The rankings have also become enormously controversial. Among the schools critical of the system are members of U.S. News's own top-25 club: Berkeley, Tufts, Rice, M.I.T. and Wesleyan. Critics rally around Stanford president Gerhard Casper's censure of the "specious formulas and spurious precision" of the lists. What is wrong, many say, is that the conclusions are based too much on input--the current reputation of each school and the attributes of incoming students. More helpful, they say, would be a measure of output--what consumers (that's what applicants really are) are likely to get in exchange for as much as $120,000 at today's prices.
The movement toward output-based evaluations has been gathering momentum. New York State has announced that it is developing a system to measure, among other things, the value of a degree from each of its 263 degree-granting institutions, both public and private, two-year and four-year. The Carnegie Foundation, which developed the first college classification back in 1970, is overhauling its taxonomy to reflect the changes in many institutions. The explosion in the number of commuter colleges and, most recently, "virtual" universities that teach over the Internet poses a new dimension to these earlier classifications. Currently, only 1 out of every 4 college students in the U.S. is an 18-to-21-year-old attending a traditional four-year college on a full-time basis.
One of the more advanced--and intriguing--of the emerging classifications is being developed by Robert Zemsky at the University of Pennsylvania. Zemsky, who directs Penn's Institute for Research on Higher Education and is a principal researcher with the National Center for Postsecondary Improvement, says that by 2000 he will produce a kind of Consumer Reports on American colleges and universities that will rate schools by a new measure: how their graduates fare after they leave school. Fifteen schools have signed on to his pilot program, which has funding from the U.S. Department of Education.
What Zemsky wants to know is this: What does a degree from Harvard, Hamilton or Humboldt State get you in life? Is it worth the investment? To test his methodology, Zemsky identified seven market segments and recruited 15 institutions--members of the 160-campus Knight Collaborative--that spread across all seven. He had them survey their class-of-1992 graduates six years out of college. Over the course of nine months, the participating schools were able to get a 48% response rate.

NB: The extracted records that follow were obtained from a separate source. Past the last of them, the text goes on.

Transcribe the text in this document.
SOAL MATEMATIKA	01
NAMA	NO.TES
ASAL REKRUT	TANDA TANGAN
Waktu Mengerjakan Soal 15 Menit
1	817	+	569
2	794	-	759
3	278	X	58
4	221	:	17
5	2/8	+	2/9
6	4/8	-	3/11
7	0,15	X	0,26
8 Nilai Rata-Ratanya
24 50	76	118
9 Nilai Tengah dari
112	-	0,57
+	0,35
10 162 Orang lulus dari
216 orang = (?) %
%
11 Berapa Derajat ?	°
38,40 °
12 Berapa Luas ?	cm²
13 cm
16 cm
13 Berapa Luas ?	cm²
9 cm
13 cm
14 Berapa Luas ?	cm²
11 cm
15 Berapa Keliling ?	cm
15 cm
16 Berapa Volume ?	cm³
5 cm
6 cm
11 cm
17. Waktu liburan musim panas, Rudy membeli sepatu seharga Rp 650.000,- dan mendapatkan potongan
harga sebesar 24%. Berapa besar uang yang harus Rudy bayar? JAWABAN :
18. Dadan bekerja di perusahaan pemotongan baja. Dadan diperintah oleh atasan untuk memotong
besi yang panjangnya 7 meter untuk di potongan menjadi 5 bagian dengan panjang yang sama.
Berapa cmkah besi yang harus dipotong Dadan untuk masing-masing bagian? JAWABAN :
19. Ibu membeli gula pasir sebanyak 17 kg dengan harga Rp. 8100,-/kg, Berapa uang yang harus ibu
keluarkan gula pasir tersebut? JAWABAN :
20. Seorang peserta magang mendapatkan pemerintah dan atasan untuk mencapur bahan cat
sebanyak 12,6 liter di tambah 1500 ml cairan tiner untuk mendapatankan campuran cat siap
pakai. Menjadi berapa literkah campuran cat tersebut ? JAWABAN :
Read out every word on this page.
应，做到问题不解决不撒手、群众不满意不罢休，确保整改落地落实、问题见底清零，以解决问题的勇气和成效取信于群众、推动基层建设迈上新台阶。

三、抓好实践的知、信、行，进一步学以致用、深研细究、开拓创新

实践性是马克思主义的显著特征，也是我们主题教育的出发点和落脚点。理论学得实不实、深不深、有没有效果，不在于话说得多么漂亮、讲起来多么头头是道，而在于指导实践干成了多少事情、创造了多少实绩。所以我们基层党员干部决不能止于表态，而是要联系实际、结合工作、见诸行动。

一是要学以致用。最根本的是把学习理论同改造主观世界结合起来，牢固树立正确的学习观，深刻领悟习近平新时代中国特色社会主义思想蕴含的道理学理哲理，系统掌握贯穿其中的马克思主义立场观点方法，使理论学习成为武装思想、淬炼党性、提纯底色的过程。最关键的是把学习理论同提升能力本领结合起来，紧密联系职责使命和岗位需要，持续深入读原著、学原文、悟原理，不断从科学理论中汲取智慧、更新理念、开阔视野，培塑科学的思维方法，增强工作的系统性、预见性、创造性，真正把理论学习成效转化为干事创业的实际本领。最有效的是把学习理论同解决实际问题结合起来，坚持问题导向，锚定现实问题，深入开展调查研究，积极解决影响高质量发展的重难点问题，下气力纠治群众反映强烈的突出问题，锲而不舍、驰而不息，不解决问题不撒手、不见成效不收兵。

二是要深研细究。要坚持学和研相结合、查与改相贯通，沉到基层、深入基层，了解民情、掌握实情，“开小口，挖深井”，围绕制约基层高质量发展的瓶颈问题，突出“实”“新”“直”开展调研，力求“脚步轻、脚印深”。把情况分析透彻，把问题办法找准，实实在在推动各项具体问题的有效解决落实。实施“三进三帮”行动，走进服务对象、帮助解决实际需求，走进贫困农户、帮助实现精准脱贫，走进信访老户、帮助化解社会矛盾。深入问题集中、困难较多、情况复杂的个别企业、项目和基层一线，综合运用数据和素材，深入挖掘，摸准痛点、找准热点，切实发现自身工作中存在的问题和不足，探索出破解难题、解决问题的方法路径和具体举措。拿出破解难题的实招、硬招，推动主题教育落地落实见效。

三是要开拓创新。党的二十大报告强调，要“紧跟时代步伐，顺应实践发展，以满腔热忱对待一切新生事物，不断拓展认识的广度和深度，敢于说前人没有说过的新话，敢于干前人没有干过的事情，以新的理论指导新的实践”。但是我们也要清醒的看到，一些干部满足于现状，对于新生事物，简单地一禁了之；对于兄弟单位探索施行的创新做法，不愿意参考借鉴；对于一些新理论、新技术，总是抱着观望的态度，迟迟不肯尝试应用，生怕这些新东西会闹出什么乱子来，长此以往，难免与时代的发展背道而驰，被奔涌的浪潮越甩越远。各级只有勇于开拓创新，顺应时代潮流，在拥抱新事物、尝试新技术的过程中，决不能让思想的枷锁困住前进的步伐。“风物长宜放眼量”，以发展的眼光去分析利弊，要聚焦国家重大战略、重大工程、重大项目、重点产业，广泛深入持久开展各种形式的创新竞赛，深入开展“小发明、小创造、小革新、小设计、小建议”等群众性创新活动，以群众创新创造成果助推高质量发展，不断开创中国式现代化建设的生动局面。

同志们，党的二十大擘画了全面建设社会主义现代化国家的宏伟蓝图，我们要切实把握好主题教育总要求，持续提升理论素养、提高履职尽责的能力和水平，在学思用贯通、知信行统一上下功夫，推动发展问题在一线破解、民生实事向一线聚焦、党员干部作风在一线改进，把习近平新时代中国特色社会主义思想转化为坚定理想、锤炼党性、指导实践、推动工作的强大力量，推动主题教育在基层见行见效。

Predictably, what Zemsky calls "name-brand" schools produced more doctors and lawyers, while the "core" schools (a segment that includes most state universities) turned out more scientists and engineers, and "convenience" schools (which tend to sell education by the piece) turned out more teachers and nurses. Only name-brand schools sent a majority of graduates on to some form of further education. Name brands top Zemsky's "academic confidence" tests as well.
On the other hand, the name brands did not necessarily lead the pack in graduates' income levels. "Parents have three questions," says Zemsky. "Economically, what is going to happen to my kid? Will this institution equip my child in ways that generate confidence? Will I be able to find some diamonds in the rough?" Zemsky's scheme "got us all thinking about how we evaluate ourselves," says Freeman Hrabowski III, president of the University of Maryland, Baltimore County. "And the emphasis is correct; it's on outcomes. Parents can now say, 'My son or daughter is interested in becoming a scientist. What's your record in producing scientists?'"
The greatest doubts center on the validity of Zemsky's measures of such amorphous qualities as "confidence," which struck some of the participants as mushy. "He's got to be a bit sharper in defining the qualitative measures," says David Paris, associate dean of faculty at Hamilton College. Zemsky plans to do a second test this coming year and hopes to have the project up to scale with 600 institutions by 2001. If the schedule holds, future collegians may have a better view of what they're buying in the next century.